Harvard is indeed in peril of losing its American identity, but the problem is not one that can or should be fixed by a majority vote of the Faculty of Arts and Sciences (FAS). At its root, this is a problem of emotion, rather than academics. The danger is not that future generations of Harvard students will lose the ability to study American labor markets, read Whitman’s “Leaves of Grass,” or write essays about the Atlanta Compromise. It is that they will no longer understand, on a gut level, why they are doing those things.

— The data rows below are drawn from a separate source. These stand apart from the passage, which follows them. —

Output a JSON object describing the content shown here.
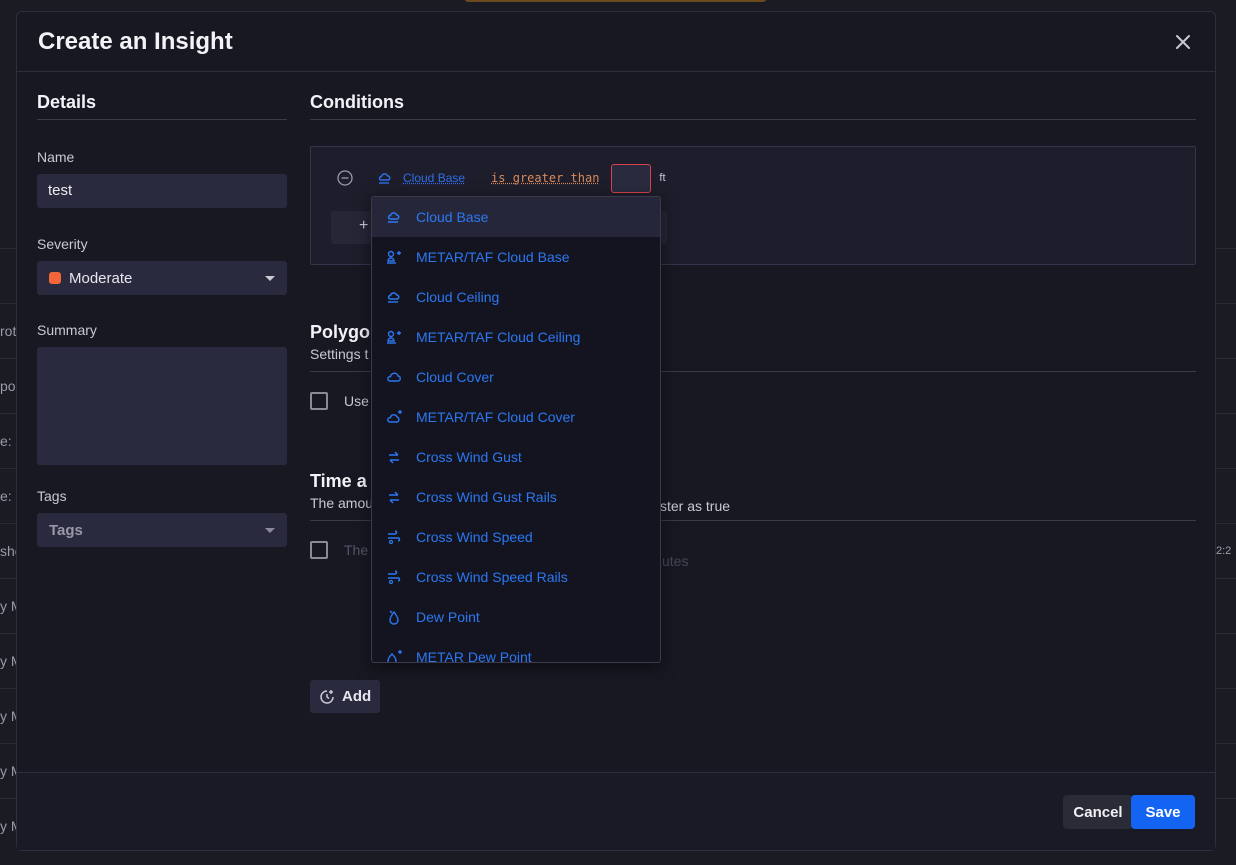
{
  "background": {
    "left_fragments": [
      "rot",
      "por",
      "e: ",
      "e: ",
      "sho",
      "y M",
      "y M",
      "y M",
      "y M",
      "y M"
    ],
    "right_fragment": "2:2"
  },
  "modal": {
    "title": "Create an Insight"
  },
  "details": {
    "title": "Details",
    "name_label": "Name",
    "name_value": "test",
    "severity_label": "Severity",
    "severity_value": "Moderate",
    "severity_color": "#f2663a",
    "summary_label": "Summary",
    "summary_value": "",
    "tags_label": "Tags",
    "tags_placeholder": "Tags"
  },
  "conditions": {
    "title": "Conditions",
    "metric": "Cloud Base",
    "operator": "is greater than",
    "value": "",
    "unit": "ft",
    "add_label": "+"
  },
  "polygon": {
    "title": "Polygo",
    "subtitle": "Settings t",
    "checkbox_label": "Use"
  },
  "time": {
    "title": "Time a",
    "subtitle_left": "The amou",
    "subtitle_right": "ster as true",
    "checkbox_label": "The",
    "dim_select": "utes",
    "add_label": "Add"
  },
  "dropdown": {
    "items": [
      {
        "label": "Cloud Base",
        "icon": "cloud-base-icon",
        "active": true
      },
      {
        "label": "METAR/TAF Cloud Base",
        "icon": "metar-cloud-base-icon"
      },
      {
        "label": "Cloud Ceiling",
        "icon": "cloud-ceiling-icon"
      },
      {
        "label": "METAR/TAF Cloud Ceiling",
        "icon": "metar-cloud-ceiling-icon"
      },
      {
        "label": "Cloud Cover",
        "icon": "cloud-cover-icon"
      },
      {
        "label": "METAR/TAF Cloud Cover",
        "icon": "metar-cloud-cover-icon"
      },
      {
        "label": "Cross Wind Gust",
        "icon": "cross-wind-icon"
      },
      {
        "label": "Cross Wind Gust Rails",
        "icon": "cross-wind-icon"
      },
      {
        "label": "Cross Wind Speed",
        "icon": "wind-speed-icon"
      },
      {
        "label": "Cross Wind Speed Rails",
        "icon": "wind-speed-icon"
      },
      {
        "label": "Dew Point",
        "icon": "dew-point-icon"
      },
      {
        "label": "METAR Dew Point",
        "icon": "metar-dew-point-icon"
      }
    ]
  },
  "footer": {
    "cancel_label": "Cancel",
    "save_label": "Save"
  },
  "colors": {
    "accent": "#1464f4",
    "link": "#2b78f2",
    "operator": "#d98a5a",
    "error_border": "#d9434a"
  }
}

For all the benefits of globalization, perhaps its most obvious pitfall is that it risks replacing vertical, national boundaries with horizontal ones based on class and talent. Harvard graduates have long occupied distinguished places in American society, but they always remained unambiguously part of it. In their cities, factories, churches, and legislatures, they had little choice but to interact and cooperate with their less privileged countrymen. In the wars honored inside Memorial Hall and Memorial Church, they fought and died alongside everybody else.

The world that today’s Harvard undergraduates will enter is fast becoming a different one. It is not uncommon to meet American students who feel more at home in Dubai than in Duluth, in Singapore than in Cincinnati. Many of our classmates know all the best places to eat in most Western European capitals, but never set foot inside Waffle House or Applebee’s. They can name the leader of every country in South America, but don’t know who their city councilman is.

Of course there is no special merit in things like chain restaurants and local government, except that they are part of the fabric that binds Americans together. That should be enough to endear them to us. If not, what does a Harvard graduate working on Wall Street have in common with the schoolteachers and cops whose retirement funds she manages?

This problem goes far beyond the realm of the curricular review. It is the product of an irony-soaked campus culture that all too often spurns simple, earnest patriotism in favor of suave, detached cosmopolitanism.

Harvard is by no means unpatriotic or anti-American, as some of its conservative critics imply. I suspect that nearly all undergraduates, if you were to ask them, would profess a sincere faith in American ideals. It’s just that no one would really ever think to ask. Nationalism is something we study, not practice. We transcend it. This is no Kremlin on the Charles; it is merely Davos on the Charles.

To be clear: my point is not that Harvard should de-emphasize its global character or admit fewer international students. On the contrary, international students illustrate perfectly how benign nationalism and worldliness can go hand-in-hand. My beef is with the Americans who fail to follow their lead.

Last year’s World Cup provided perhaps the most poignant example. It was fun to be in Cambridge during the event. Harvard students, by American standards, are unusually knowledgeable about soccer—it is the world’s game, after all—and students from abroad were rooting passionately for their national teams.

Trouble was, everyone else seemed to be rooting for those teams also. It was difficult to find many people who cared much about the fate of the Stars and Stripes, or could name more than two players on the squad. The competition became a creepy meritocracy in which students supported the most exciting, talented, and glamorous teams. (Which is to say, not the United States.)

By contrast, when I pulled off of U.S. Highway 90 in Pascagoula, Miss., to watch the USA–Italy game, the patrons in the roadside bar didn’t seem to know as much about soccer as their Cantabrigian countrymen, but at least they knew who to root for.

This phenomenon, in the end, is what should trouble those of who believe Harvard must remain an unapologetically American institution. The new general education requirement is welcome, but unless it can help reverse the steady trend toward post-nationalism on campus, it may well prove fruitless. In that case, students lacking an affinity for America should not be surprised if they find, upon leaving Harvard, that America lacks an affinity for them.



Joshua Patashnik ’07 is a government concentrator in Adams House. He is a former editor-in-chief of the Harvard Political Review.